Egypt not doing enough to tackle human trafficking: US report

Emir Nader
6 Min Read

Egypt faces a significant problem with human trafficking, being host to some of the worst instances of the crime in the world, according to a new US government report.

The report added that the government must do more to tackle the issue and support victims.

The US State Department’s 2015 Trafficking in Persons report on the phenomenon of trafficking and responses to it in nations worldwide, has identified areas in which the Egyptian government must do more to address the crime. It called on Egypt to do more to identify vulnerable groups and to convict traffickers.

“Egypt is a source, transit, and destination country for men, women, and children subjected to forced labour and sex trafficking,” the report notes.

While Egypt does not fully comply with the minimum standards for the elimination of trafficking, it is making “significant efforts” to do so, the report reads. Compared with the previous year, the government has failed to increase anti-trafficking efforts, and has decreased in efforts to identify and protect victims.

The report notes that President Abdel Fattah Al-Sisi has publicly acknowledged street children, estimated to number between 200,000 and 1 million, are especially vulnerable to trafficking. President Al-Sisi pledged EGP 100m to address this issue in February of this year, but the report suggests there is confusion among “relevant ministries on how this funding was to be allocated for anti-trafficking measures”.

Beyond the vulnerability of children, the report notes that individuals from the GCC, including Saudi Arabia, the UAE, and Kuwait “purchase Egyptian women and girls for ‘temporary’ or ‘summer’ marriages for the purpose of prostitution or forced labour; these arrangements are often facilitated by the victims’ parents and marriage brokers, who profit from the transaction”. This “child sex tourism” occurs mainly in Cairo, Alexandria, and Luxor.

Syrian refugees who have settled in Egypt are “increasingly” vulnerable to trafficking. Egyptian men are vulnerable to “forced labour in construction, agriculture, and low-paying service jobs in neighbouring countries”.

The government’s failure to properly address the plight of human trafficking has placed Egypt on a ‘tier 2 watch list’ of countries, where despite efforts the phenomenon remains a significant problem.

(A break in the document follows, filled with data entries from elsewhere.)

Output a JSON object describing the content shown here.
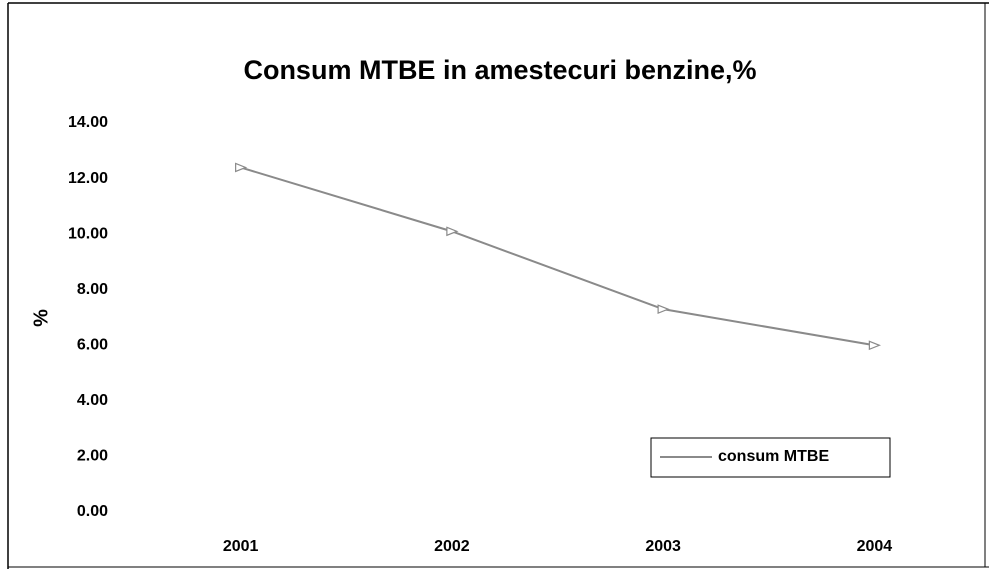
{
  "chart_data": {
    "type": "line",
    "title": "Consum MTBE in amestecuri benzine,%",
    "y_label": "%",
    "categories": [
      "2001",
      "2002",
      "2003",
      "2004"
    ],
    "series": [
      {
        "name": "consum MTBE",
        "color": "#8a8a8a",
        "values": [
          12.4,
          10.1,
          7.3,
          6.0
        ]
      }
    ],
    "ylim": [
      0,
      14
    ],
    "yticks": [
      {
        "value": 0,
        "label": "0.00"
      },
      {
        "value": 2,
        "label": "2.00"
      },
      {
        "value": 4,
        "label": "4.00"
      },
      {
        "value": 6,
        "label": "6.00"
      },
      {
        "value": 8,
        "label": "8.00"
      },
      {
        "value": 10,
        "label": "10.00"
      },
      {
        "value": 12,
        "label": "12.00"
      },
      {
        "value": 14,
        "label": "14.00"
      }
    ],
    "grid": false,
    "legend": "lower right"
  }
}
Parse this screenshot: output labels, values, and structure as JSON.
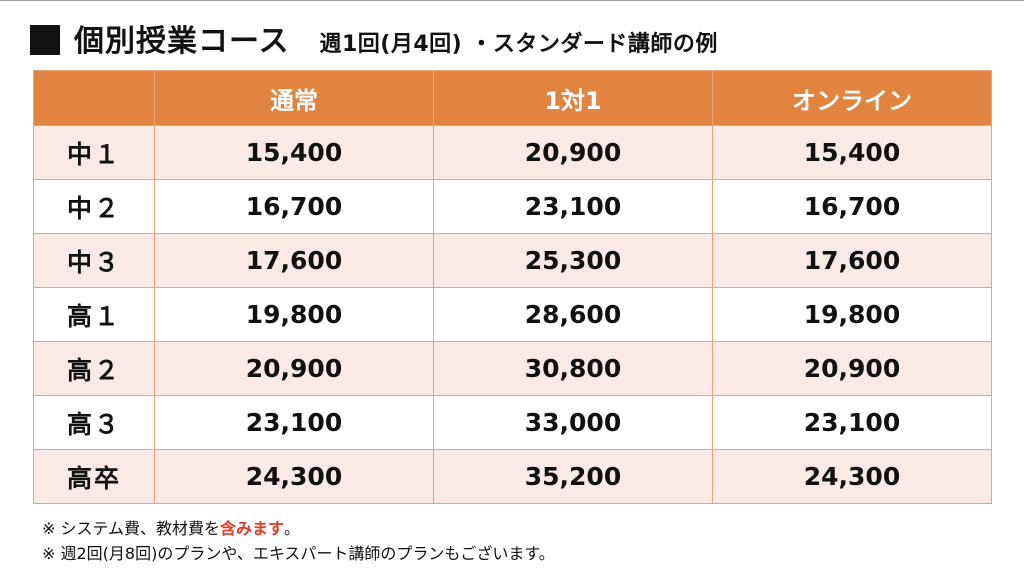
{
  "header": {
    "title": "個別授業コース",
    "subtitle": "週1回(月4回) ・スタンダード講師の例"
  },
  "table": {
    "columns": [
      "",
      "通常",
      "1対1",
      "オンライン"
    ],
    "rows": [
      {
        "label": "中１",
        "values": [
          "15,400",
          "20,900",
          "15,400"
        ]
      },
      {
        "label": "中２",
        "values": [
          "16,700",
          "23,100",
          "16,700"
        ]
      },
      {
        "label": "中３",
        "values": [
          "17,600",
          "25,300",
          "17,600"
        ]
      },
      {
        "label": "高１",
        "values": [
          "19,800",
          "28,600",
          "19,800"
        ]
      },
      {
        "label": "高２",
        "values": [
          "20,900",
          "30,800",
          "20,900"
        ]
      },
      {
        "label": "高３",
        "values": [
          "23,100",
          "33,000",
          "23,100"
        ]
      },
      {
        "label": "高卒",
        "values": [
          "24,300",
          "35,200",
          "24,300"
        ]
      }
    ]
  },
  "notes": {
    "line1_prefix": "※ システム費、教材費を",
    "line1_highlight": "含みます",
    "line1_suffix": "。",
    "line2": "※ 週2回(月8回)のプランや、エキスパート講師のプランもございます。"
  },
  "colors": {
    "header_bg": "#e0843f",
    "row_alt_bg": "#fbe9e6",
    "border": "#e8a57a",
    "highlight": "#e03a24"
  }
}
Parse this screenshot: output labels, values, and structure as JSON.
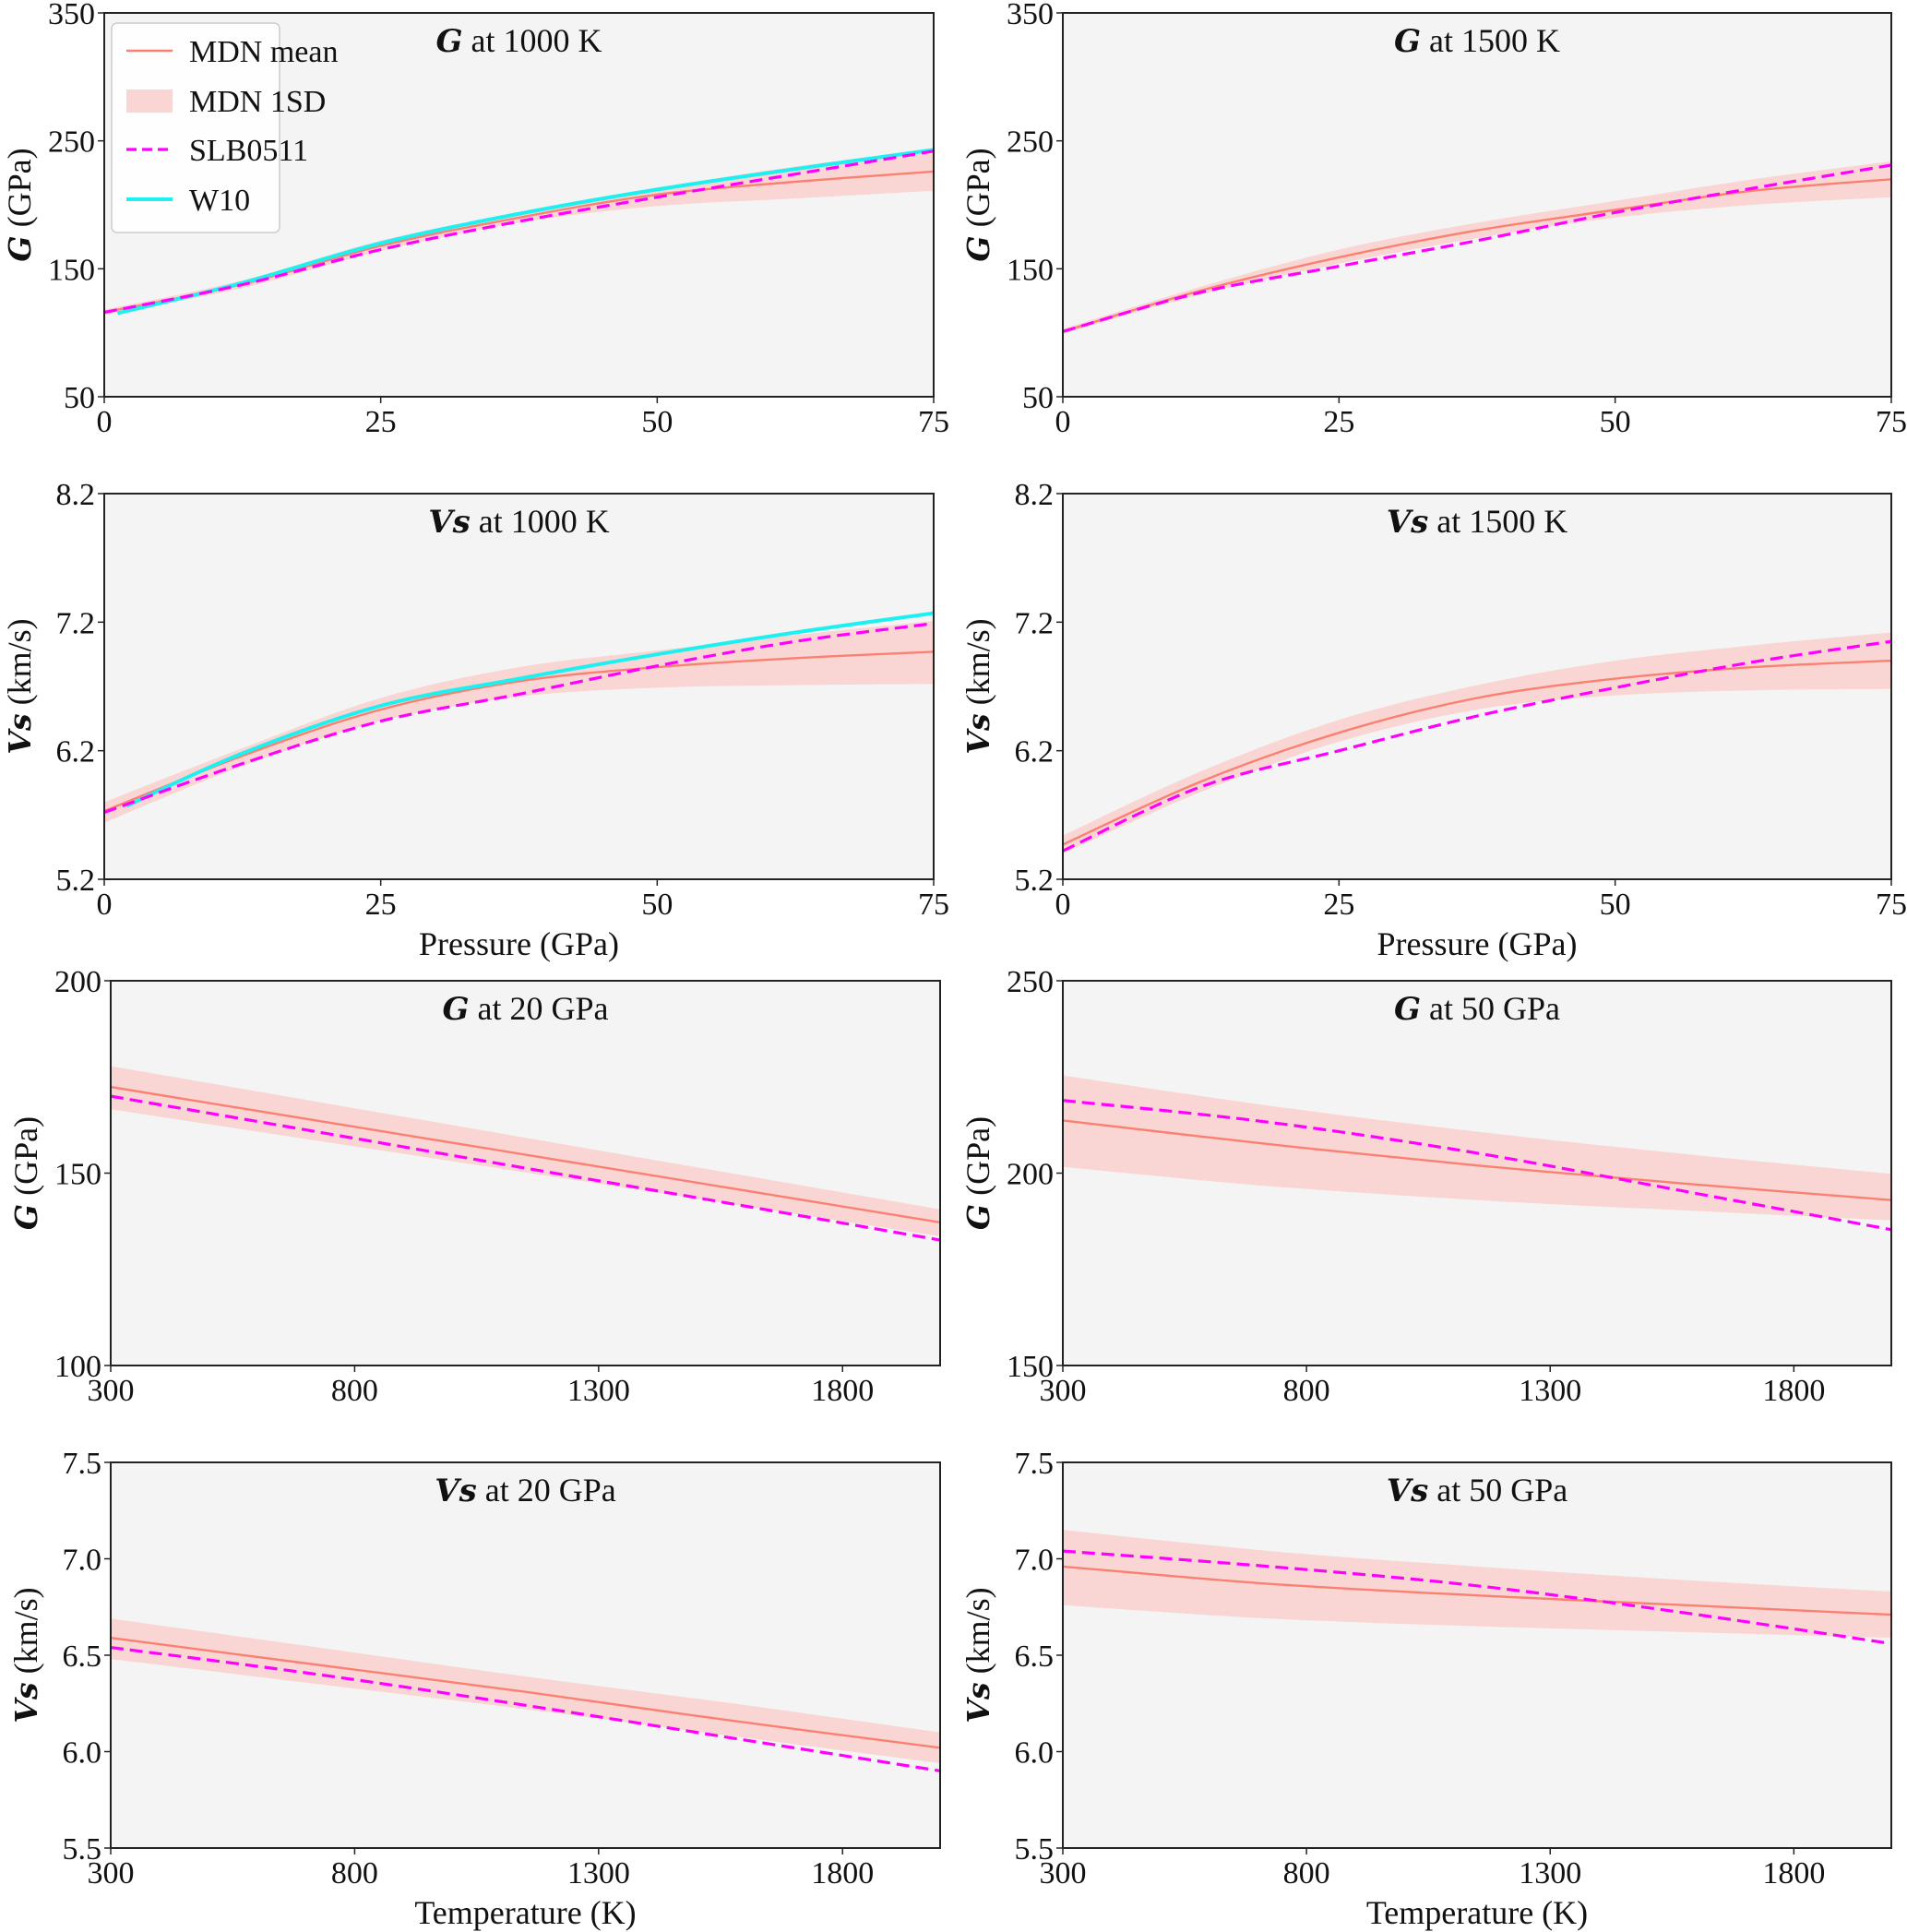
{
  "legend": {
    "entries": [
      {
        "label": "MDN mean",
        "kind": "line",
        "color": "#fa8072"
      },
      {
        "label": "MDN 1SD",
        "kind": "band",
        "color": "#fadbd8"
      },
      {
        "label": "SLB0511",
        "kind": "dashed",
        "color": "#ff00ff"
      },
      {
        "label": "W10",
        "kind": "line",
        "color": "#00f5f5"
      }
    ]
  },
  "colors": {
    "axes_bg": "#f4f4f4",
    "mean": "#fa8072",
    "band": "#f9d6d4",
    "slb": "#ff00ff",
    "w10": "#1ef0f0"
  },
  "chart_data": [
    {
      "type": "line",
      "title_symbol": "G",
      "title_rest": " at 1000 K",
      "ylabel_symbol": "G",
      "ylabel_rest": " (GPa)",
      "xlabel": "",
      "xlim": [
        0,
        75
      ],
      "ylim": [
        50,
        350
      ],
      "xticks": [
        "0",
        "25",
        "50",
        "75"
      ],
      "xtick_values": [
        0,
        25,
        50,
        75
      ],
      "yticks": [
        "50",
        "150",
        "250",
        "350"
      ],
      "ytick_values": [
        50,
        150,
        250,
        350
      ],
      "legend": true,
      "x": [
        0,
        12.5,
        25,
        37.5,
        50,
        62.5,
        75
      ],
      "series": [
        {
          "name": "MDN mean",
          "values": [
            116,
            138,
            168,
            190,
            208,
            218,
            226
          ]
        },
        {
          "name": "MDN 1SD upper",
          "values": [
            118,
            141,
            172,
            194,
            213,
            230,
            243
          ]
        },
        {
          "name": "MDN 1SD lower",
          "values": [
            114,
            135,
            164,
            186,
            199,
            205,
            211
          ]
        },
        {
          "name": "SLB0511",
          "values": [
            116,
            137.6,
            165,
            187,
            206,
            224,
            242
          ]
        },
        {
          "name": "W10",
          "x": [
            1.2,
            12.5,
            25,
            37.5,
            50,
            62.5,
            75
          ],
          "values": [
            115.3,
            139,
            170,
            193,
            212,
            228,
            243
          ]
        }
      ]
    },
    {
      "type": "line",
      "title_symbol": "G",
      "title_rest": " at 1500 K",
      "ylabel_symbol": "G",
      "ylabel_rest": " (GPa)",
      "xlabel": "",
      "xlim": [
        0,
        75
      ],
      "ylim": [
        50,
        350
      ],
      "xticks": [
        "0",
        "25",
        "50",
        "75"
      ],
      "xtick_values": [
        0,
        25,
        50,
        75
      ],
      "yticks": [
        "50",
        "150",
        "250",
        "350"
      ],
      "ytick_values": [
        50,
        150,
        250,
        350
      ],
      "legend": false,
      "x": [
        0,
        12.5,
        25,
        37.5,
        50,
        62.5,
        75
      ],
      "series": [
        {
          "name": "MDN mean",
          "values": [
            101,
            133,
            159,
            180,
            196,
            211,
            220
          ]
        },
        {
          "name": "MDN 1SD upper",
          "values": [
            103,
            136,
            165,
            186,
            203,
            220,
            234
          ]
        },
        {
          "name": "MDN 1SD lower",
          "values": [
            99,
            130,
            154,
            174,
            190,
            200,
            206
          ]
        },
        {
          "name": "SLB0511",
          "values": [
            101,
            131.6,
            152,
            172,
            194,
            213,
            231
          ]
        }
      ]
    },
    {
      "type": "line",
      "title_symbol": "Vs",
      "title_rest": " at 1000 K",
      "ylabel_symbol": "Vs",
      "ylabel_rest": " (km/s)",
      "xlabel": "Pressure (GPa)",
      "xlim": [
        0,
        75
      ],
      "ylim": [
        5.2,
        8.2
      ],
      "xticks": [
        "0",
        "25",
        "50",
        "75"
      ],
      "xtick_values": [
        0,
        25,
        50,
        75
      ],
      "yticks": [
        "5.2",
        "6.2",
        "7.2",
        "8.2"
      ],
      "ytick_values": [
        5.2,
        6.2,
        7.2,
        8.2
      ],
      "legend": false,
      "x": [
        0,
        12.5,
        25,
        37.5,
        50,
        62.5,
        75
      ],
      "series": [
        {
          "name": "MDN mean",
          "values": [
            5.73,
            6.16,
            6.52,
            6.74,
            6.85,
            6.92,
            6.97
          ]
        },
        {
          "name": "MDN 1SD upper",
          "values": [
            5.8,
            6.22,
            6.61,
            6.85,
            6.98,
            7.1,
            7.21
          ]
        },
        {
          "name": "MDN 1SD lower",
          "values": [
            5.64,
            6.08,
            6.43,
            6.62,
            6.69,
            6.71,
            6.72
          ]
        },
        {
          "name": "SLB0511",
          "values": [
            5.72,
            6.1,
            6.43,
            6.64,
            6.86,
            7.05,
            7.19
          ]
        },
        {
          "name": "W10",
          "x": [
            2,
            12.5,
            25,
            37.5,
            50,
            62.5,
            75
          ],
          "values": [
            5.77,
            6.18,
            6.55,
            6.76,
            6.95,
            7.12,
            7.27
          ]
        }
      ]
    },
    {
      "type": "line",
      "title_symbol": "Vs",
      "title_rest": " at 1500 K",
      "ylabel_symbol": "Vs",
      "ylabel_rest": " (km/s)",
      "xlabel": "Pressure (GPa)",
      "xlim": [
        0,
        75
      ],
      "ylim": [
        5.2,
        8.2
      ],
      "xticks": [
        "0",
        "25",
        "50",
        "75"
      ],
      "xtick_values": [
        0,
        25,
        50,
        75
      ],
      "yticks": [
        "5.2",
        "6.2",
        "7.2",
        "8.2"
      ],
      "ytick_values": [
        5.2,
        6.2,
        7.2,
        8.2
      ],
      "legend": false,
      "x": [
        0,
        12.5,
        25,
        37.5,
        50,
        62.5,
        75
      ],
      "series": [
        {
          "name": "MDN mean",
          "values": [
            5.47,
            5.96,
            6.34,
            6.61,
            6.76,
            6.85,
            6.9
          ]
        },
        {
          "name": "MDN 1SD upper",
          "values": [
            5.54,
            6.04,
            6.44,
            6.71,
            6.9,
            7.02,
            7.12
          ]
        },
        {
          "name": "MDN 1SD lower",
          "values": [
            5.4,
            5.88,
            6.27,
            6.52,
            6.63,
            6.67,
            6.68
          ]
        },
        {
          "name": "SLB0511",
          "values": [
            5.42,
            5.92,
            6.2,
            6.47,
            6.69,
            6.89,
            7.05
          ]
        }
      ]
    },
    {
      "type": "line",
      "title_symbol": "G",
      "title_rest": " at 20 GPa",
      "ylabel_symbol": "G",
      "ylabel_rest": " (GPa)",
      "xlabel": "",
      "xlim": [
        300,
        2000
      ],
      "ylim": [
        100,
        200
      ],
      "xticks": [
        "300",
        "800",
        "1300",
        "1800"
      ],
      "xtick_values": [
        300,
        800,
        1300,
        1800
      ],
      "yticks": [
        "100",
        "150",
        "200"
      ],
      "ytick_values": [
        100,
        150,
        200
      ],
      "legend": false,
      "x": [
        300,
        725,
        1150,
        1575,
        2000
      ],
      "series": [
        {
          "name": "MDN mean",
          "values": [
            172.4,
            163.6,
            154.8,
            146.0,
            137.2
          ]
        },
        {
          "name": "MDN 1SD upper",
          "values": [
            177.8,
            168.5,
            159.2,
            149.9,
            140.6
          ]
        },
        {
          "name": "MDN 1SD lower",
          "values": [
            166.6,
            158.4,
            150.2,
            141.9,
            133.6
          ]
        },
        {
          "name": "SLB0511",
          "values": [
            170.0,
            160.7,
            151.3,
            142.0,
            132.6
          ]
        }
      ]
    },
    {
      "type": "line",
      "title_symbol": "G",
      "title_rest": " at 50 GPa",
      "ylabel_symbol": "G",
      "ylabel_rest": " (GPa)",
      "xlabel": "",
      "xlim": [
        300,
        2000
      ],
      "ylim": [
        150,
        250
      ],
      "xticks": [
        "300",
        "800",
        "1300",
        "1800"
      ],
      "xtick_values": [
        300,
        800,
        1300,
        1800
      ],
      "yticks": [
        "150",
        "200",
        "250"
      ],
      "ytick_values": [
        150,
        200,
        250
      ],
      "legend": false,
      "x": [
        300,
        725,
        1150,
        1575,
        2000
      ],
      "series": [
        {
          "name": "MDN mean",
          "values": [
            213.7,
            207.5,
            202.0,
            197.3,
            193.0
          ]
        },
        {
          "name": "MDN 1SD upper",
          "values": [
            225.4,
            217.5,
            210.8,
            205.0,
            199.8
          ]
        },
        {
          "name": "MDN 1SD lower",
          "values": [
            201.6,
            196.6,
            193.0,
            190.3,
            187.7
          ]
        },
        {
          "name": "SLB0511",
          "values": [
            218.9,
            213.2,
            205.2,
            195.3,
            185.3
          ]
        }
      ]
    },
    {
      "type": "line",
      "title_symbol": "Vs",
      "title_rest": " at 20 GPa",
      "ylabel_symbol": "Vs",
      "ylabel_rest": " (km/s)",
      "xlabel": "Temperature (K)",
      "xlim": [
        300,
        2000
      ],
      "ylim": [
        5.5,
        7.5
      ],
      "xticks": [
        "300",
        "800",
        "1300",
        "1800"
      ],
      "xtick_values": [
        300,
        800,
        1300,
        1800
      ],
      "yticks": [
        "5.5",
        "6.0",
        "6.5",
        "7.0",
        "7.5"
      ],
      "ytick_values": [
        5.5,
        6.0,
        6.5,
        7.0,
        7.5
      ],
      "legend": false,
      "x": [
        300,
        725,
        1150,
        1575,
        2000
      ],
      "series": [
        {
          "name": "MDN mean",
          "values": [
            6.59,
            6.45,
            6.31,
            6.16,
            6.02
          ]
        },
        {
          "name": "MDN 1SD upper",
          "values": [
            6.69,
            6.54,
            6.39,
            6.25,
            6.1
          ]
        },
        {
          "name": "MDN 1SD lower",
          "values": [
            6.48,
            6.35,
            6.22,
            6.08,
            5.94
          ]
        },
        {
          "name": "SLB0511",
          "values": [
            6.54,
            6.4,
            6.24,
            6.07,
            5.9
          ]
        }
      ]
    },
    {
      "type": "line",
      "title_symbol": "Vs",
      "title_rest": " at 50 GPa",
      "ylabel_symbol": "Vs",
      "ylabel_rest": " (km/s)",
      "xlabel": "Temperature (K)",
      "xlim": [
        300,
        2000
      ],
      "ylim": [
        5.5,
        7.5
      ],
      "xticks": [
        "300",
        "800",
        "1300",
        "1800"
      ],
      "xtick_values": [
        300,
        800,
        1300,
        1800
      ],
      "yticks": [
        "5.5",
        "6.0",
        "6.5",
        "7.0",
        "7.5"
      ],
      "ytick_values": [
        5.5,
        6.0,
        6.5,
        7.0,
        7.5
      ],
      "legend": false,
      "x": [
        300,
        725,
        1150,
        1575,
        2000
      ],
      "series": [
        {
          "name": "MDN mean",
          "values": [
            6.96,
            6.87,
            6.81,
            6.76,
            6.71
          ]
        },
        {
          "name": "MDN 1SD upper",
          "values": [
            7.15,
            7.04,
            6.96,
            6.89,
            6.83
          ]
        },
        {
          "name": "MDN 1SD lower",
          "values": [
            6.76,
            6.69,
            6.65,
            6.62,
            6.59
          ]
        },
        {
          "name": "SLB0511",
          "values": [
            7.04,
            6.96,
            6.86,
            6.72,
            6.56
          ]
        }
      ]
    }
  ]
}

Egypt has issued a nationwide order for all district courts to gather information from the previous five years, as a way to identify and target anti-trafficking efforts. A hotline has also been set up for the public to register cases and to offer support advice.

Daily News Egypt spoke to Ambassador Naela Gabr, assistant foreign minister for international organisations and the head of the National Coordinating Committee on preventing and combating illegal migration (NCCPIM). She noted that Egypt took large steps from 2010 when a new law against trafficking was introduced.

The law prohibits all forms of trafficking, with penalties between three to 15 years imprisonment and fines, matching the level of punishment for equally severe crimes.

Ambassador Gabr holds that those who are engaged in illegal immigration through networks, smuggled and trafficked are “victims”, and the vision of the government is to provide support. However, the file on trafficking has recently been transferred to the Ministry of Justice. The Ministry of Justice spokesperson was not available for comment when contacted by Daily News Egypt.

According to the report, the government has stated that it carried out 27 potential trafficking investigations, and initiated 15 prosecutions under the law in 2014. The report, however, notes that no one was convicted last year.

A failure to also properly identify those vulnerable to trafficking means that “victims are routinely treated as criminals and punished for unlawful acts committed as a direct result of being subjected to human trafficking”.

One metric where the government needs to provide enhanced work is the support given to foreign nationals who are trafficked through Egypt, with most support given to Egyptian victims of trafficking. In one phenomenon, men and women from South and Southeast Asia and East Africa are “subjected to forced labour in domestic service, construction, cleaning, and begging”.

However, a key change has been made in Sinai, where between 2009 and 2013 it was understood that up to 30,000 victims had been trafficked. However, the 2015 report notes that military activity in the peninsula has disrupted the trade. It adds that the traffickers in these areas are understood to have relocated to the Western border with Libya.